David Good, a US representative for Tata, confirmed statements made by Chairman Ratan Tata at a Cornell University forum this week and reported by Reuters. Customer deliveries of the Nano, which starts at about $2500, are scheduled to begin in India next month.
Ratan Tata said it would arrive in the US in about two years, Good said in an interview today. "It might be two years and six months," he added.
The move stands to make Tata the second automaker to import India-built vehicles to the United States and represents a low-cost threat to established competitors. Global Vehicles U.S.A. Inc., of suburban Atlanta, plans to introduce pickups made by Mahindra & Mahindra Ltd. later this year.
The Nano "will need to meet all emission and crash standards," Tata told a panel Wednesday in New York at the inaugural Cornell Global Forum on Sustainable Global Enterprise. The executive said his company is also working to develop cars that run on fuels other than gasoline, such as clean diesel, biofuels and batteries.

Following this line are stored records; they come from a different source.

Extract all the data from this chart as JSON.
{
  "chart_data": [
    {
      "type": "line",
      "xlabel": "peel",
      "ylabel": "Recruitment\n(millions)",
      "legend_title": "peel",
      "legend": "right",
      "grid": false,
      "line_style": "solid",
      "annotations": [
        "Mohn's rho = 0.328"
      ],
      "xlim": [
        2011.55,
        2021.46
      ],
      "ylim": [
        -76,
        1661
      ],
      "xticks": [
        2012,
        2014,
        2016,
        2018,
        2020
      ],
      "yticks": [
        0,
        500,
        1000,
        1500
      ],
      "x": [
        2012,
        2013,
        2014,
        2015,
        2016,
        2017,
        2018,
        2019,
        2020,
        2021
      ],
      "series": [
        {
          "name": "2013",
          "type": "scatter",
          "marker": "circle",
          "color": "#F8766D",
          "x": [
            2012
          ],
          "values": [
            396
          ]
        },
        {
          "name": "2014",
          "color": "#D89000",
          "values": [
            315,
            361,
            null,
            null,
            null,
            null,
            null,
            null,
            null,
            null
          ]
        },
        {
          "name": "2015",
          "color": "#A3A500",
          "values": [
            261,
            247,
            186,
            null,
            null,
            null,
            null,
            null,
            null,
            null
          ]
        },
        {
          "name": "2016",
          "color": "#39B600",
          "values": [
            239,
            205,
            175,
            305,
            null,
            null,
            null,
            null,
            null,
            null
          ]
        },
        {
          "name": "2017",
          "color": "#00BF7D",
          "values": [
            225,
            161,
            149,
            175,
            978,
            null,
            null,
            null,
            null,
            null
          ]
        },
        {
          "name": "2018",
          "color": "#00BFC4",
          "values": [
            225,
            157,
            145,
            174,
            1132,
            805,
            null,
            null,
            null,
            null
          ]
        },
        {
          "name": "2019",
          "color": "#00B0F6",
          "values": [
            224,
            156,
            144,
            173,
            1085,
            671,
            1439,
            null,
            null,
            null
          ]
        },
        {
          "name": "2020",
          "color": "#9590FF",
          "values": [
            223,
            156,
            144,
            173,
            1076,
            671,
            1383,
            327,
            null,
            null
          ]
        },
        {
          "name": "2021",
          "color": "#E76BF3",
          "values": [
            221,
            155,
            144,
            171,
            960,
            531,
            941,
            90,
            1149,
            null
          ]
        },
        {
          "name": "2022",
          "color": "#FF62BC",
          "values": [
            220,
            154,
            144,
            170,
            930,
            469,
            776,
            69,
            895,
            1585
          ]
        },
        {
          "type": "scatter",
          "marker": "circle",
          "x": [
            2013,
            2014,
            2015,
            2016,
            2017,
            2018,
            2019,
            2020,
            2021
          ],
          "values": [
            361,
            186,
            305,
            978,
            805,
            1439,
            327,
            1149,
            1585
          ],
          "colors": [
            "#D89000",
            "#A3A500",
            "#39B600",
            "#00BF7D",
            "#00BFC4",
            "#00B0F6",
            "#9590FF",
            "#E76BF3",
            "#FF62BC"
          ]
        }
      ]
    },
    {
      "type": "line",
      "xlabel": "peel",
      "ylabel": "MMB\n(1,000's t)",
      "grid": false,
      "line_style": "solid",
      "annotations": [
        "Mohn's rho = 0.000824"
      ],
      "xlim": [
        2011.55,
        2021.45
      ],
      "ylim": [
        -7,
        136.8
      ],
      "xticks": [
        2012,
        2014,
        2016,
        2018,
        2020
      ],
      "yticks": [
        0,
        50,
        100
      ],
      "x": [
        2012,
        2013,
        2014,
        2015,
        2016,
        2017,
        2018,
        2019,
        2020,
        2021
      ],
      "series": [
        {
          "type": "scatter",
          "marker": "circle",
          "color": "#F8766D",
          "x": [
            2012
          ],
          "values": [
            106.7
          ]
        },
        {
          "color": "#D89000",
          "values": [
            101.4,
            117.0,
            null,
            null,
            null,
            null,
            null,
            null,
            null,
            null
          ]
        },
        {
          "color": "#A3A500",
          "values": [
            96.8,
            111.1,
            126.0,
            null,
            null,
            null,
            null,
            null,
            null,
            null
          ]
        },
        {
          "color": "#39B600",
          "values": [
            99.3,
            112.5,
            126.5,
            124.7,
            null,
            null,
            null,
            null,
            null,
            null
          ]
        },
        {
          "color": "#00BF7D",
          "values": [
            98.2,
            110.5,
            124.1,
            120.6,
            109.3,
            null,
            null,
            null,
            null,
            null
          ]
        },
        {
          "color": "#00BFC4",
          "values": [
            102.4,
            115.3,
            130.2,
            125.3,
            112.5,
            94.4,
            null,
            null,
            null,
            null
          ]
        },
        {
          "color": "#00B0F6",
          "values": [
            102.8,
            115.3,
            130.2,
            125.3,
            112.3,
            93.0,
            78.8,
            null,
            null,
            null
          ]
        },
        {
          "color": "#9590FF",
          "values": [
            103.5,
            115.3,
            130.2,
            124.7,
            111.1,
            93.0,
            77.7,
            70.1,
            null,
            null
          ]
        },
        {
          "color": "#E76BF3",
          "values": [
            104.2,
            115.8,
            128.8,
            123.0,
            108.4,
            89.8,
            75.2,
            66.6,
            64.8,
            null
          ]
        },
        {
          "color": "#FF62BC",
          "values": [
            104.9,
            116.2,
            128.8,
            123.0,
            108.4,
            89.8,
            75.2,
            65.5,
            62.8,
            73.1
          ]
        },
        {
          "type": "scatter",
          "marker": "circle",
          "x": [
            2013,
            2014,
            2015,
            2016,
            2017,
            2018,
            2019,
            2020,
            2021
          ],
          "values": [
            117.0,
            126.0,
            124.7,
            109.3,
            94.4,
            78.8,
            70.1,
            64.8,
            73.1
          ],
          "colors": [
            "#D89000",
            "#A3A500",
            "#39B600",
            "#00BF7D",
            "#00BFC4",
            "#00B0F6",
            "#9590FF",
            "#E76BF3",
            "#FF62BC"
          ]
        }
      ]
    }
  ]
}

Good, who attended the forum, said he couldn't outline how the Nano would be distributed. Options include creating the car's own network or channeling sales through Jaguar and Land Rover dealerships, he said. Tata Motors bought the two UK luxury brands from Ford Motor Co. for $2.3 billion in 2008.
"Tata will not use Jaguar Land Rover's distribution network and vice versa," said Stuart Schorr, a spokesman for Jaguar Land Rover North America, in an e-mail.
Tata Motors plans to offer a European version of the car in 2011, the chairman said.
He got the idea to make a car that poor people could afford while thinking about the motorbike and scooter riders who maneuver through the streets of Indian cities with their children on board.
The four-seat Nano gets up to 65 mpg. Cheap labour helps keep the price down.
Production of the Nano was delayed by protests over land use where a plant was be located. The first 100,000 owners are being selected by lottery.
Reuters, Chrissie Thompson and Diana T. Kurylko contributed to this report.